The Queen Victoria Building in Sydney – magnificent survivor

The Queen Victoria Building (QVB) in Sydney was officially opened in July 1898. In 1986 after a history of on-again/off-again plans for demolition or restoration, the building was opened with a new lease on life as one of the city’s premier retail buildings.

In 1927, J J C Bradfield’s plans for the Sydney Harbour Bridge and its approaches apparently required the widening of York Street. (Note: a post on the Sydney Harbour Bridge will follow in coming weeks).

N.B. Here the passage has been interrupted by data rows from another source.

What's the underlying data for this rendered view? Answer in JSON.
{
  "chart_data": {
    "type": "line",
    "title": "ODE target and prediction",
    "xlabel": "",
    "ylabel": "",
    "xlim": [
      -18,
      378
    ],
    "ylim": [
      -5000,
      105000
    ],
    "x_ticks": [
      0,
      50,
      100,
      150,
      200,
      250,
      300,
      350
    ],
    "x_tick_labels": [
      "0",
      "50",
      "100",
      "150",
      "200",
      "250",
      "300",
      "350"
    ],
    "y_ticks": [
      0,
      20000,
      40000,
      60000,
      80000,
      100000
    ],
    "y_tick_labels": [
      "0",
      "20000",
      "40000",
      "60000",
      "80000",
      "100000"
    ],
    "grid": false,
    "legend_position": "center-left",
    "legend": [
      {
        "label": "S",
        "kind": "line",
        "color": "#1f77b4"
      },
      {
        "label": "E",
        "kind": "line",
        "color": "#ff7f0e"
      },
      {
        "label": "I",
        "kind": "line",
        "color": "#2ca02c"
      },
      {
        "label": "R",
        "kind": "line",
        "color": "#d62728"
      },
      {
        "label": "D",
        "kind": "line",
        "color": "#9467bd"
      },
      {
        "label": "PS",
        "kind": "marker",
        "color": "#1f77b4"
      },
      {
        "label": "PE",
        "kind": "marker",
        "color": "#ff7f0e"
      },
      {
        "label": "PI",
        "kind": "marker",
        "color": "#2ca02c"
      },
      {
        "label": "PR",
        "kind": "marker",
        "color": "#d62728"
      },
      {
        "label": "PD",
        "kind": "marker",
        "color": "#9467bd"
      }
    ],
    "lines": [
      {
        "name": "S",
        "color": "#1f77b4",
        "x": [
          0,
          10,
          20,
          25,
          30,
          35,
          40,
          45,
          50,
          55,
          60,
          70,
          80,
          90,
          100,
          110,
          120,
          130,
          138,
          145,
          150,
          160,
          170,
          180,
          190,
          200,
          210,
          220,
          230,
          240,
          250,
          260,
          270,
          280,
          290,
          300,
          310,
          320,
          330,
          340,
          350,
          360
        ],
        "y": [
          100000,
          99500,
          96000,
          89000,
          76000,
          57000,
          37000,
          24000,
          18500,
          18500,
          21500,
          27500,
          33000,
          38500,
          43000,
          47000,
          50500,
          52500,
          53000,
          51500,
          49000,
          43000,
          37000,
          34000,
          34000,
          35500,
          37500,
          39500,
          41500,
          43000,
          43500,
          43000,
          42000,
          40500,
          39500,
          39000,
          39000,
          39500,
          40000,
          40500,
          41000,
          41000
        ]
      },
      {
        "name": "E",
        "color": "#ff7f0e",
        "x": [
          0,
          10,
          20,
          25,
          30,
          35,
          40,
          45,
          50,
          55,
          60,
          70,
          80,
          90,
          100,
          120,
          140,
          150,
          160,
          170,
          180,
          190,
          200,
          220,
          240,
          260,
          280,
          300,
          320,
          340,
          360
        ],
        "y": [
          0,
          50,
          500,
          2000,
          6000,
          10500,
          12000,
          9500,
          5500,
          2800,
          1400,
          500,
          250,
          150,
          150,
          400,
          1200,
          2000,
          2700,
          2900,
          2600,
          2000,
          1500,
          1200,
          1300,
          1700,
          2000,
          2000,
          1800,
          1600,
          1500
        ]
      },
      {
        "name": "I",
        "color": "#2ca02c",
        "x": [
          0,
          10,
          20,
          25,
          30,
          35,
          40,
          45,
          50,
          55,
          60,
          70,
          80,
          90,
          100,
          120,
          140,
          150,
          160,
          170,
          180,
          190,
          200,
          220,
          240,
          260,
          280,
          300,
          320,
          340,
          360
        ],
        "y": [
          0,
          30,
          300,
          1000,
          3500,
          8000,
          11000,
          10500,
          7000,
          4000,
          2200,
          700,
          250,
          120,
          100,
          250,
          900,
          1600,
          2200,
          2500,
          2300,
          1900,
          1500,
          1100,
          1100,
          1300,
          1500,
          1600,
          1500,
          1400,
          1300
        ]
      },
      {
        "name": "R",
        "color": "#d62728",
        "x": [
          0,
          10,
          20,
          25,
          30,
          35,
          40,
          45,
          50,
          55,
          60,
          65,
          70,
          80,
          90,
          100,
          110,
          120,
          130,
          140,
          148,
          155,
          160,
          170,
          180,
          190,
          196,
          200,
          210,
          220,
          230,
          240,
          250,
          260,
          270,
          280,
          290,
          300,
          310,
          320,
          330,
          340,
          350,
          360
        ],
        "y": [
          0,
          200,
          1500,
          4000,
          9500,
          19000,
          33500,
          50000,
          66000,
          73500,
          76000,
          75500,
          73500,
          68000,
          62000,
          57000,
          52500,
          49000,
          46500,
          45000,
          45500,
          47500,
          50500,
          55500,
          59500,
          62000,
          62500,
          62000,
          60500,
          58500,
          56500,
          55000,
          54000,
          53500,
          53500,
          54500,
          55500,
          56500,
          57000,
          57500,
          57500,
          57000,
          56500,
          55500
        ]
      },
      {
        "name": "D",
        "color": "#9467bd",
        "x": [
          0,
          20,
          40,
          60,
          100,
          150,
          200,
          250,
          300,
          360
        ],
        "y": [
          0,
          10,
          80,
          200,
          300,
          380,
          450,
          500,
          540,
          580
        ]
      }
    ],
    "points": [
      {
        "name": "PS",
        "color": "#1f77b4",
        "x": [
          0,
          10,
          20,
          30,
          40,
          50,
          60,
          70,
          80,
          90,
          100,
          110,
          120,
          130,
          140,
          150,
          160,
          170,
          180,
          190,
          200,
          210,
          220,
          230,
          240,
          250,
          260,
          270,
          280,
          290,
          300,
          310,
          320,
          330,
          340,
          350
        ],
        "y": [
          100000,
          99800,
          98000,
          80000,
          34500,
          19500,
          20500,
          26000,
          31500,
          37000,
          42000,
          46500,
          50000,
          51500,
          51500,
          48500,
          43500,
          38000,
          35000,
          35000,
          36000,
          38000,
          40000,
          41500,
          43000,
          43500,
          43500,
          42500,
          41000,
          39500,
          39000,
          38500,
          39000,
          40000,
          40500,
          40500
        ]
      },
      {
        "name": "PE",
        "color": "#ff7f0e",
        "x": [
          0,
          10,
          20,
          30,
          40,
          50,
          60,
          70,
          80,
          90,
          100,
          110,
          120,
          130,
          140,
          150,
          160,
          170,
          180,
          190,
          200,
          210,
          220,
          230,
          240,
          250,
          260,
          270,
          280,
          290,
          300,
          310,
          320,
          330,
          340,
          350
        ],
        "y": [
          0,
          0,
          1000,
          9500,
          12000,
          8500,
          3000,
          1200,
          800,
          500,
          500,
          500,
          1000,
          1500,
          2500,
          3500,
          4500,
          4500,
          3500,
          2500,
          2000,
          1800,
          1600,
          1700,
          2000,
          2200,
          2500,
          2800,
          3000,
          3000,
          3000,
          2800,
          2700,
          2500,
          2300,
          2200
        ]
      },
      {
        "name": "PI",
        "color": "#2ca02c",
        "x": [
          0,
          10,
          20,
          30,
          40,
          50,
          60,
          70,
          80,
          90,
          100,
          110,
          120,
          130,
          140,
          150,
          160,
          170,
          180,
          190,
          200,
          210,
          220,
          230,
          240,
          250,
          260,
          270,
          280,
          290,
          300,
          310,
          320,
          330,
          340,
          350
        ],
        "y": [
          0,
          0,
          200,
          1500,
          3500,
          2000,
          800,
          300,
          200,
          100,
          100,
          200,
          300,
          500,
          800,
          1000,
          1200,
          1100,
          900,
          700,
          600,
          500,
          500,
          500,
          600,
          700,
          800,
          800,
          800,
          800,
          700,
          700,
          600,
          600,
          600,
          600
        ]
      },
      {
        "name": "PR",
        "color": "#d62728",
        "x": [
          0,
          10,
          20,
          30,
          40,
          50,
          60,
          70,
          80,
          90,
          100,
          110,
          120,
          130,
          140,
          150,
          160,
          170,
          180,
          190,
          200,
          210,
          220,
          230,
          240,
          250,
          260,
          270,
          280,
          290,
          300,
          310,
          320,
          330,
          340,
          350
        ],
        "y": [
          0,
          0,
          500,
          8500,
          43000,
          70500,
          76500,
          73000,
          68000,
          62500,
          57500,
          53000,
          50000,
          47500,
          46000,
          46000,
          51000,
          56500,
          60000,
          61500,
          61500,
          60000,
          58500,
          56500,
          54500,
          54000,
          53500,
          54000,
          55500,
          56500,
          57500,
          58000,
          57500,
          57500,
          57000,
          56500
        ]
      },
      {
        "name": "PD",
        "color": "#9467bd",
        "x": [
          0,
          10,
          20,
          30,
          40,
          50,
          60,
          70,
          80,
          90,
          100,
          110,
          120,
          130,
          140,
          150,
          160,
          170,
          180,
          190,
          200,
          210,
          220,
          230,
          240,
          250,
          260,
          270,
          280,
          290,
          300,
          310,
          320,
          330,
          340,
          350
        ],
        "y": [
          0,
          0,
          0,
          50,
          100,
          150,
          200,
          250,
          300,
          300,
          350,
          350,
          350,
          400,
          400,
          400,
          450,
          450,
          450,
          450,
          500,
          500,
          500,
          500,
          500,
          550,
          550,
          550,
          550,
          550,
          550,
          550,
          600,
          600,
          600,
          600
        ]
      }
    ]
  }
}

In 1972, demolition man Keith Whatman would have been happy for the Queen Victoria Building to have been brought down by his wrecking ball. Around the same time the Sydney City Council had decided she was worth saving and restoring to her former glory.

The Queen Victoria building for one – it’s a monstrosity – to make room for a civic square. That’s a project I’m really keen on. But not St. Andrew’s Cathedral and the Town Hall. I’d fight to the death anyone who suggested it,” he said. Keith Whatman – Australian Women’s Weekly 29 November 1972

Here’s what the QVB looks like now. A timeline of its history can be found on the same QVB site. Over here at sydneyarchitecture.com, you’ll find some historic and contemporary photos of a building that hung on to be the national treasure that it is.

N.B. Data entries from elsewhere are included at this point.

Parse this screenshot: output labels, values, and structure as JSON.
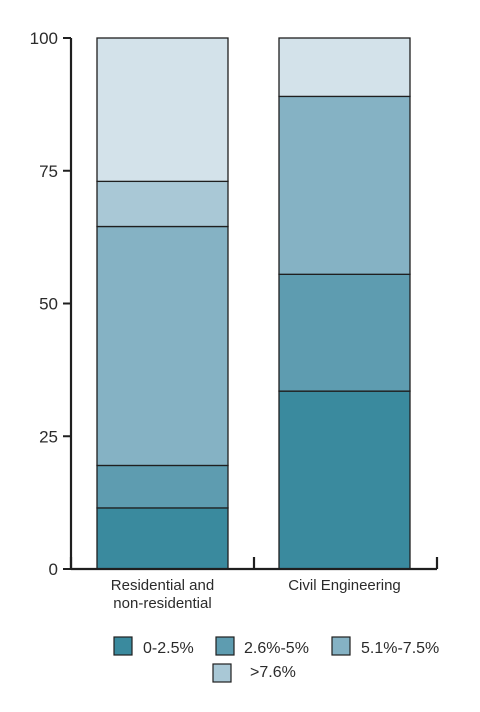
{
  "chart_data": {
    "type": "bar",
    "stacked": true,
    "categories": [
      "Residential and non-residential",
      "Civil Engineering"
    ],
    "category_label_lines": [
      [
        "Residential and",
        "non-residential"
      ],
      [
        "Civil Engineering"
      ]
    ],
    "series": [
      {
        "name": "0-2.5%",
        "color": "#3a8a9e",
        "values": [
          11.5,
          33.5
        ]
      },
      {
        "name": "2.6%-5%",
        "color": "#5e9cb0",
        "values": [
          8.0,
          22.0
        ]
      },
      {
        "name": "5.1%-7.5%",
        "color": "#85b2c4",
        "values": [
          45.0,
          33.5
        ]
      },
      {
        "name": ">7.6%",
        "color": "#a9c8d6",
        "values": [
          8.5,
          0
        ]
      },
      {
        "name": "",
        "color": "#d3e2ea",
        "values": [
          27.0,
          11.0
        ]
      }
    ],
    "yticks": [
      "0",
      "25",
      "50",
      "75",
      "100"
    ],
    "ylim": [
      0,
      100
    ],
    "grid": false,
    "legend_position": "bottom",
    "legend_items": [
      {
        "name": "0-2.5%",
        "color": "#3a8a9e"
      },
      {
        "name": "2.6%-5%",
        "color": "#5e9cb0"
      },
      {
        "name": "5.1%-7.5%",
        "color": "#85b2c4"
      },
      {
        "name": ">7.6%",
        "color": "#a9c8d6"
      }
    ]
  }
}
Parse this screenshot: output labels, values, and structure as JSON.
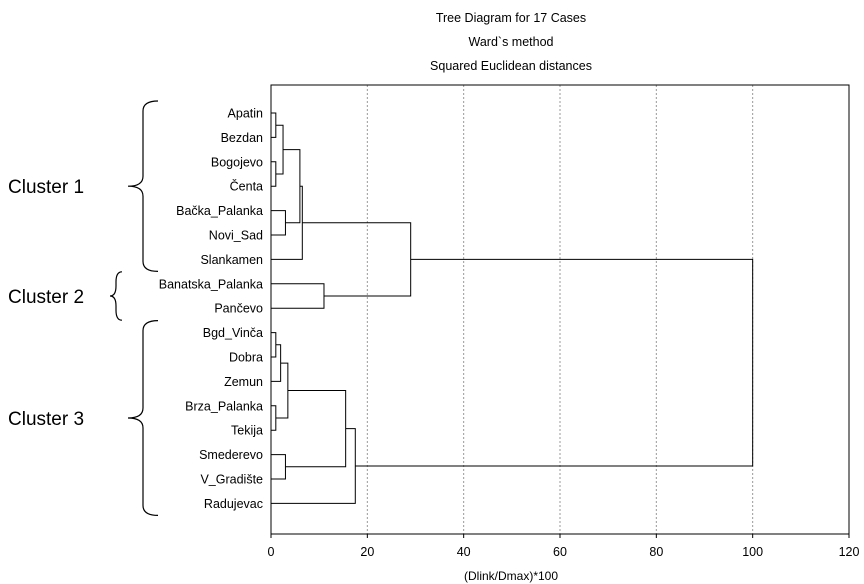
{
  "chart_data": {
    "type": "dendrogram",
    "title": [
      "Tree Diagram for 17 Cases",
      "Ward`s method",
      "Squared Euclidean distances"
    ],
    "xlabel": "(Dlink/Dmax)*100",
    "xlim": [
      0,
      120
    ],
    "xticks": [
      "0",
      "20",
      "40",
      "60",
      "80",
      "100",
      "120"
    ],
    "grid": "vertical dashed",
    "leaves": [
      "Apatin",
      "Bezdan",
      "Bogojevo",
      "Čenta",
      "Bačka_Palanka",
      "Novi_Sad",
      "Slankamen",
      "Banatska_Palanka",
      "Pančevo",
      "Bgd_Vinča",
      "Dobra",
      "Zemun",
      "Brza_Palanka",
      "Tekija",
      "Smederevo",
      "V_Gradište",
      "Radujevac"
    ],
    "merges": [
      {
        "a": 0,
        "b": 1,
        "height": 1.0
      },
      {
        "a": 2,
        "b": 3,
        "height": 1.0
      },
      {
        "a": 17,
        "b": 18,
        "height": 2.5
      },
      {
        "a": 4,
        "b": 5,
        "height": 3.0
      },
      {
        "a": 19,
        "b": 20,
        "height": 6.0
      },
      {
        "a": 21,
        "b": 6,
        "height": 6.5
      },
      {
        "a": 7,
        "b": 8,
        "height": 11.0
      },
      {
        "a": 22,
        "b": 23,
        "height": 29.0
      },
      {
        "a": 9,
        "b": 10,
        "height": 1.0
      },
      {
        "a": 25,
        "b": 11,
        "height": 2.0
      },
      {
        "a": 12,
        "b": 13,
        "height": 1.0
      },
      {
        "a": 26,
        "b": 27,
        "height": 3.5
      },
      {
        "a": 14,
        "b": 15,
        "height": 3.0
      },
      {
        "a": 28,
        "b": 29,
        "height": 15.5
      },
      {
        "a": 30,
        "b": 16,
        "height": 17.5
      },
      {
        "a": 24,
        "b": 31,
        "height": 100.0
      }
    ],
    "clusters": [
      {
        "label": "Cluster 1",
        "from": 0,
        "to": 6
      },
      {
        "label": "Cluster 2",
        "from": 7,
        "to": 8
      },
      {
        "label": "Cluster 3",
        "from": 9,
        "to": 16
      }
    ]
  }
}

The QVB is now listed under the NSW Heritage Act. The Heritage Branch of the NSW Department of Planning has a comprehensive description of the building and its history here.


One Comment on “The Queen Victoria Building in Sydney – magnificent survivor”

  1. Carole Riley says:

    That’s what’s wrong with Sydney, we’ve lost too many of our old buildings and our city’s character.